Permanent DST can have its own downsides, though these are a bit more mitigated than the direct effects of changing clocks back and forth. It’s been found that people spend more money during DST as a result of people staying out later. Although saying that’s a complete downside is only one half of the picture. What could be a downside to consumers is a benefit to businesses—both big and small. Plus, it’s difficult to say whether or not these purchases would have simply happened on another date if not for the increased sunlight hours.
My main point of contention is the clock switch, admittedly. Beyond just the loss of an hour of sleep, there’s the loss of an hour of daylight. I’m an outdoors person, I enjoy bike rides, walks, fishing trips, and so on. While going out when day is turning to night is fun, there’s nothing like being beneath the hot sun, letting the rays soak into my skin as I’m absorbed by the natural world around me in whatever I’ve decided to do to pass the time.
Senator Marco Rubio, a major proponent of the bill, agrees with me on that front. His primary motivation is to give people of all ages more time to spend in the sun. I can certainly see this benefitting school children who get home and have to do homework until five or six o’clock; a situation where the sun would be setting or already gone by standard time is instead replaced with one where they have an extra hour or two to, well, be kids.

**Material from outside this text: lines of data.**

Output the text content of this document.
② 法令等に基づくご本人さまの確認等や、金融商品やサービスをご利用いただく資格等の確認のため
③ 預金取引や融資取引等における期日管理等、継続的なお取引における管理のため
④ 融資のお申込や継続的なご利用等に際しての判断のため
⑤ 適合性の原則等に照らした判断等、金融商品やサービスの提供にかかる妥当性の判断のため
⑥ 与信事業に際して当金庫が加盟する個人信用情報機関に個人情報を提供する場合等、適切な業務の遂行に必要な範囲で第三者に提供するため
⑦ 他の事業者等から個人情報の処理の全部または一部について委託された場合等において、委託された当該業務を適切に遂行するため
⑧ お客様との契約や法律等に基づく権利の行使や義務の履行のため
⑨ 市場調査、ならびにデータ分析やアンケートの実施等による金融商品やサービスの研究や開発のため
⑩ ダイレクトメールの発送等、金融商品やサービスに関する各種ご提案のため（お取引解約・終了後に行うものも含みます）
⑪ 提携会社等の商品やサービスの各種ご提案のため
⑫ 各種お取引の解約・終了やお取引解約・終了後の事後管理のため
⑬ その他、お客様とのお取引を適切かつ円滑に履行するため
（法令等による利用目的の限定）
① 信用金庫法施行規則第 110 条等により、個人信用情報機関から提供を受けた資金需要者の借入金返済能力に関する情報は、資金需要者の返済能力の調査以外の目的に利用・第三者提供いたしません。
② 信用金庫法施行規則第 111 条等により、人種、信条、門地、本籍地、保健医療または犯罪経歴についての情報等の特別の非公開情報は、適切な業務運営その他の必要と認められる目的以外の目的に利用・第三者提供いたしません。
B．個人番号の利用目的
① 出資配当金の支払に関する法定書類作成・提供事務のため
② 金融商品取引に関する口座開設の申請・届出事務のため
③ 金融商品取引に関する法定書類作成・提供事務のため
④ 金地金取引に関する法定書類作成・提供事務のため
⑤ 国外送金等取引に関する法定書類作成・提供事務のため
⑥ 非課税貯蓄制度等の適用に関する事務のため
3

Not to mention the aforementioned benefits of giving drivers a safe amount of sunlight to drive home through if they work the usual nine-to-five.
Having the extra hour of daylight means that more people can appreciate the beauty of the day for what it is. It gives them more time to get in touch with the outdoors, and to go around and enjoy all sorts of activities. While standard time means the sun rises earlier in the day, few people are likely to be up that early, meaning that the extra hour of morning light is wasted relative to the hour seen in DST.
Is a permanent DST perfect? No, nothing is. There are already proponents for a permanent standard time which has a slew of positive and negative effects. But, ultimately, the removal of a time change that is both detrimental and arbitrary is the first step to a system I’m sure all Americans will find time to appreciate.